In this work, we present a scalable reinforcement learning method for
training multi-task policies from large offline datasets that can leverage both
human demonstrations and autonomously collected data. Our method uses a
Transformer to provide a scalable representation for Q-functions trained via
offline temporal difference backups. We therefore refer to the method as
Q-Transformer. By discretizing each action dimension and representing the
Q-value of each action dimension as separate tokens, we can apply effective
high-capacity sequence modeling techniques for Q-learning.
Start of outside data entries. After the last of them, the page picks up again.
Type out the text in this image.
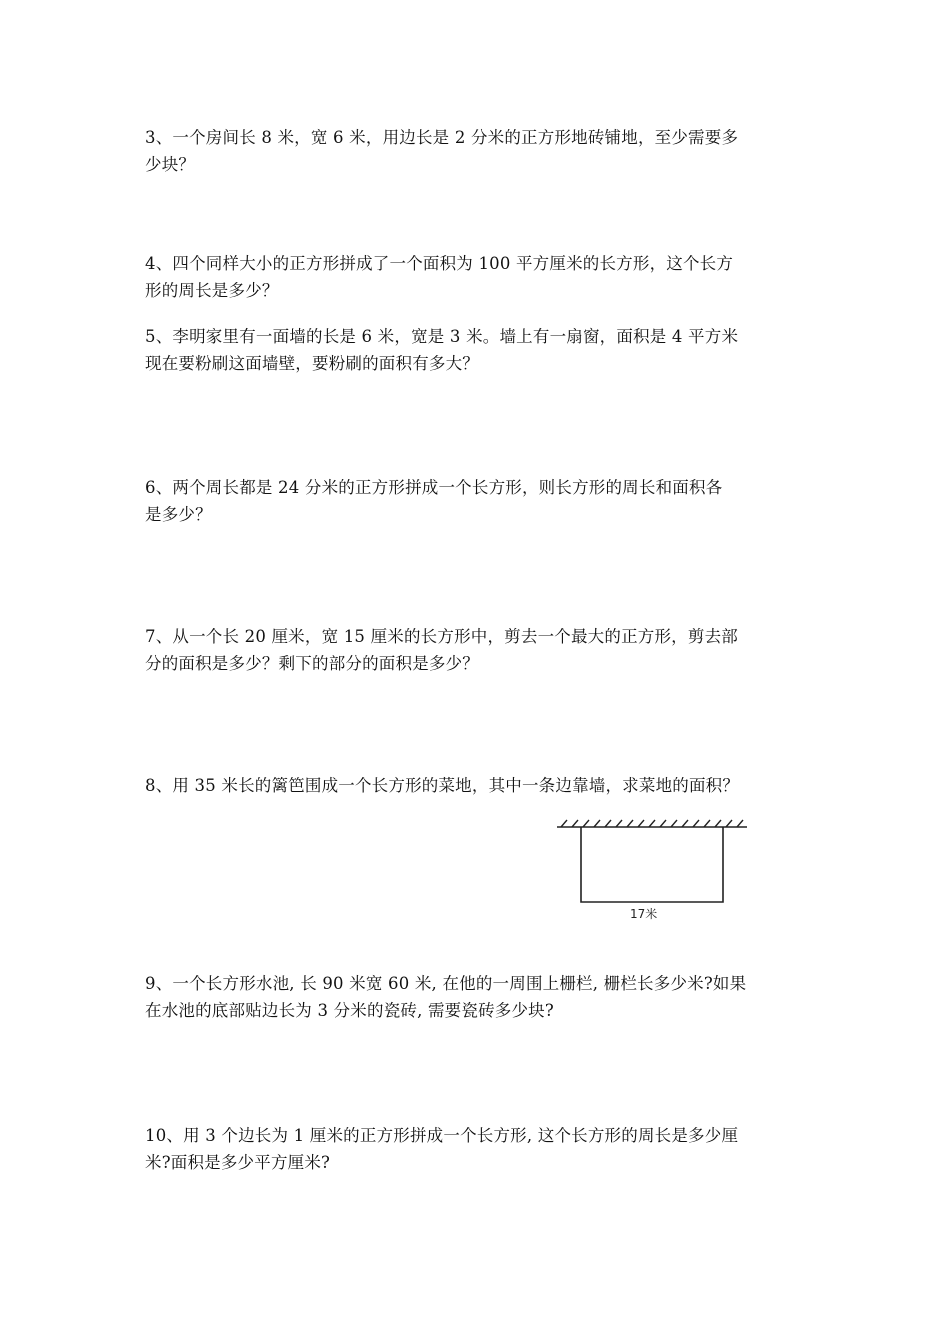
3、一个房间长 8 米，宽 6 米，用边长是 2 分米的正方形地砖铺地，至少需要多
少块？
4、四个同样大小的正方形拼成了一个面积为 100 平方厘米的长方形，这个长方
形的周长是多少？
5、李明家里有一面墙的长是 6 米，宽是 3 米。墙上有一扇窗，面积是 4 平方米
现在要粉刷这面墙壁，要粉刷的面积有多大？
6、两个周长都是 24 分米的正方形拼成一个长方形，则长方形的周长和面积各
是多少？
7、从一个长 20 厘米，宽 15 厘米的长方形中，剪去一个最大的正方形，剪去部
分的面积是多少？剩下的部分的面积是多少？
8、用 35 米长的篱笆围成一个长方形的菜地，其中一条边靠墙，求菜地的面积？
17米
9、一个长方形水池, 长 90 米宽 60 米, 在他的一周围上栅栏, 栅栏长多少米?如果
在水池的底部贴边长为 3 分米的瓷砖, 需要瓷砖多少块?
10、用 3 个边长为 1 厘米的正方形拼成一个长方形, 这个长方形的周长是多少厘
米?面积是多少平方厘米?
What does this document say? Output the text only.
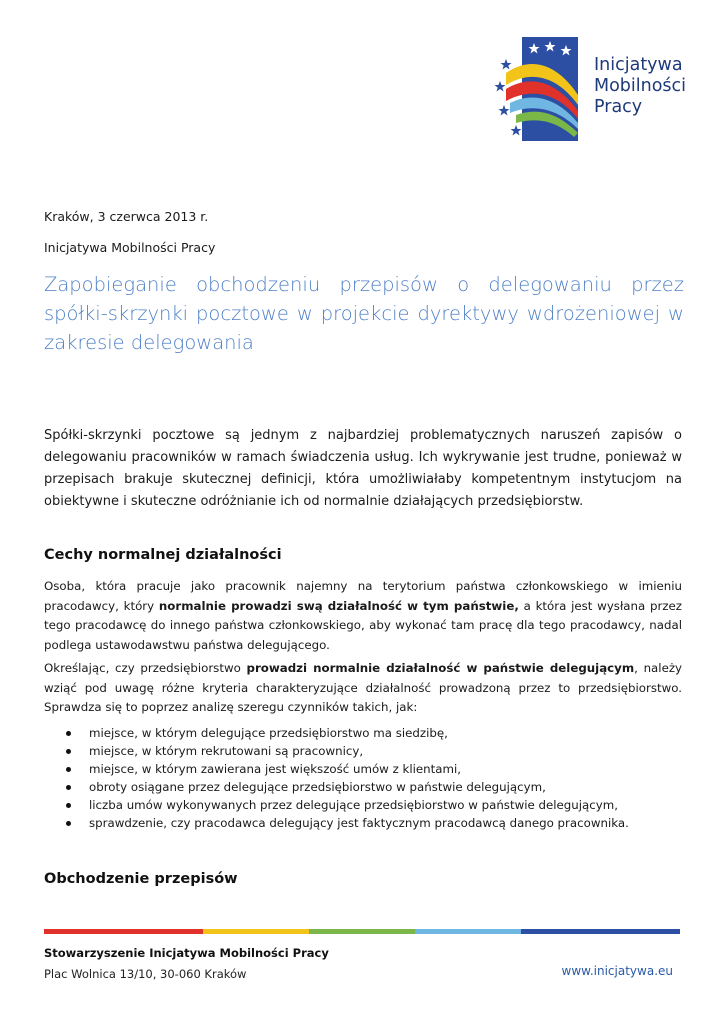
Inicjatywa
Mobilności
Pracy
Kraków, 3 czerwca 2013 r.
Inicjatywa Mobilności Pracy
Zapobieganie obchodzeniu przepisów o delegowaniu przez spółki-skrzynki pocztowe w projekcie dyrektywy wdrożeniowej w zakresie delegowania

Spółki-skrzynki pocztowe są jednym z najbardziej problematycznych naruszeń zapisów o delegowaniu pracowników w ramach świadczenia usług. Ich wykrywanie jest trudne, ponieważ w przepisach brakuje skutecznej definicji, która umożliwiałaby kompetentnym instytucjom na obiektywne i skuteczne odróżnianie ich od normalnie działających przedsiębiorstw.

Cechy normalnej działalności

Osoba, która pracuje jako pracownik najemny na terytorium państwa członkowskiego w imieniu pracodawcy, który normalnie prowadzi swą działalność w tym państwie, a która jest wysłana przez tego pracodawcę do innego państwa członkowskiego, aby wykonać tam pracę dla tego pracodawcy, nadal podlega ustawodawstwu państwa delegującego.

Określając, czy przedsiębiorstwo prowadzi normalnie działalność w państwie delegującym, należy wziąć pod uwagę różne kryteria charakteryzujące działalność prowadzoną przez to przedsiębiorstwo. Sprawdza się to poprzez analizę szeregu czynników takich, jak:

miejsce, w którym delegujące przedsiębiorstwo ma siedzibę,
miejsce, w którym rekrutowani są pracownicy,
miejsce, w którym zawierana jest większość umów z klientami,
obroty osiągane przez delegujące przedsiębiorstwo w państwie delegującym,
liczba umów wykonywanych przez delegujące przedsiębiorstwo w państwie delegującym,
sprawdzenie, czy pracodawca delegujący jest faktycznym pracodawcą danego pracownika.
Obchodzenie przepisów
Stowarzyszenie Inicjatywa Mobilności Pracy
Plac Wolnica 13/10, 30-060 Kraków	www.inicjatywa.eu
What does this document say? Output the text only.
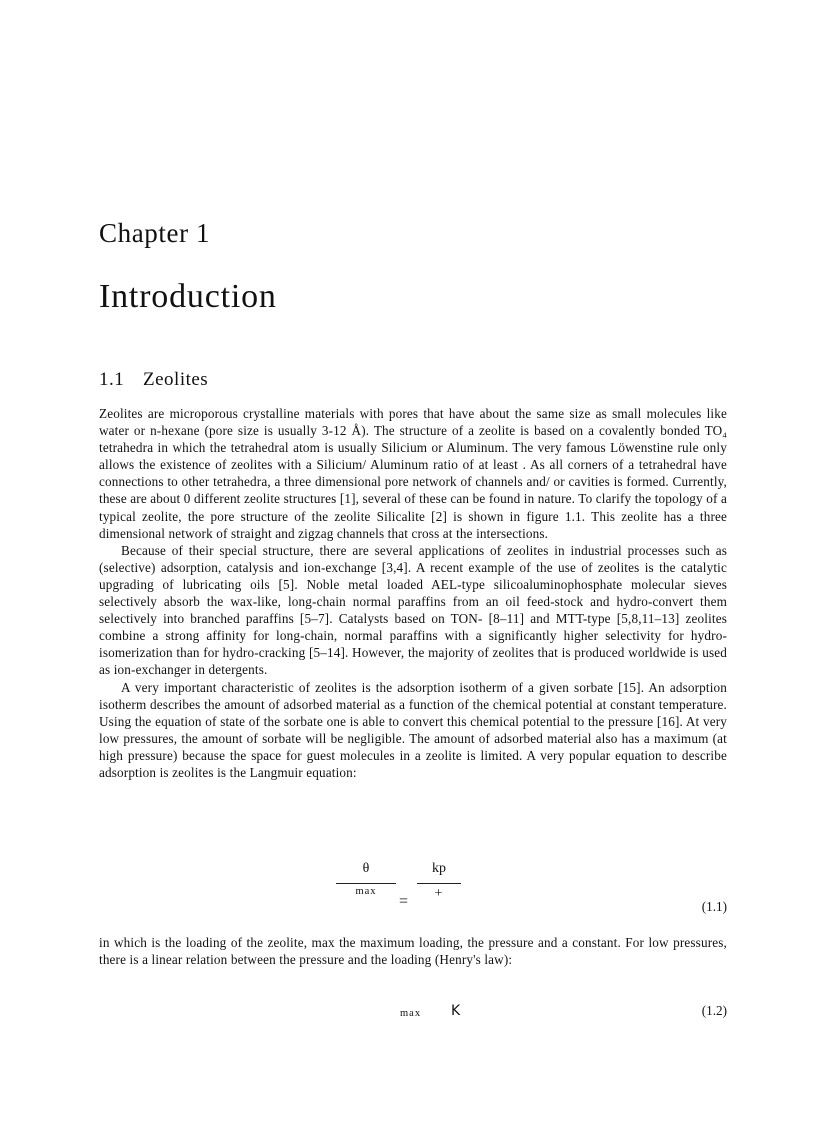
Chapter 1
Introduction
1.1 Zeolites

Zeolites are microporous crystalline materials with pores that have about the same size as small molecules like water or n-hexane (pore size is usually 3-12 Å). The structure of a zeolite is based on a covalently bonded TO₄ tetrahedra in which the tetrahedral atom is usually Silicium or Aluminum. The very famous Löwenstine rule only allows the existence of zeolites with a Silicium/ Aluminum ratio of at least . As all corners of a tetrahedral have connections to other tetrahedra, a three dimensional pore network of channels and/ or cavities is formed. Currently, these are about 0 different zeolite structures [1], several of these can be found in nature. To clarify the topology of a typical zeolite, the pore structure of the zeolite Silicalite [2] is shown in figure 1.1. This zeolite has a three dimensional network of straight and zigzag channels that cross at the intersections.

Because of their special structure, there are several applications of zeolites in industrial processes such as (selective) adsorption, catalysis and ion-exchange [3,4]. A recent example of the use of zeolites is the catalytic upgrading of lubricating oils [5]. Noble metal loaded AEL-type silicoaluminophosphate molecular sieves selectively absorb the wax-like, long-chain normal paraffins from an oil feed-stock and hydro-convert them selectively into branched paraffins [5–7]. Catalysts based on TON- [8–11] and MTT-type [5,8,11–13] zeolites combine a strong affinity for long-chain, normal paraffins with a significantly higher selectivity for hydro-isomerization than for hydro-cracking [5–14]. However, the majority of zeolites that is produced worldwide is used as ion-exchanger in detergents.

A very important characteristic of zeolites is the adsorption isotherm of a given sorbate [15]. An adsorption isotherm describes the amount of adsorbed material as a function of the chemical potential at constant temperature. Using the equation of state of the sorbate one is able to convert this chemical potential to the pressure [16]. At very low pressures, the amount of sorbate will be negligible. The amount of adsorbed material also has a maximum (at high pressure) because the space for guest molecules in a zeolite is limited. A very popular equation to describe adsorption is zeolites is the Langmuir equation:

θ
max
=
kp
+
(1.1)

in which is the loading of the zeolite, max the maximum loading, the pressure and a constant. For low pressures, there is a linear relation between the pressure and the loading (Henry's law):

max K	(1.2)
We present several
design decisions that enable good performance with offline RL training, and
show that Q-Transformer outperforms prior offline RL algorithms and imitation
learning techniques on a large diverse real-world robotic manipulation task
suite. The project's website and videos can be found at
this https URL

本文介绍了一种用于训练多任务策略的可扩展强化学习方法，该方法可以利用人类示范和自主收集的数据。通过使用 Transformer 作为 Q 函数的可扩展表示方法，并应用于离线时间差分备份的训练中，我们称之为 Q-Transformer。通过将每个动作维度离散化并将每个动作维度的 Q 值表示为单独的标记，我们可以应用有效的高容量序列建模技术进行 Q 学习。我们还提出了几个设计决策，使得 Q-Transformer 在离线强化学习训练中表现出良好性能，并且在大型多样的真实世界机器人操纵任务套件上，Q-Transformer 优于先前的离线强化学习算法和模仿学习技术。项目的网站和视频可在此 URL 找到。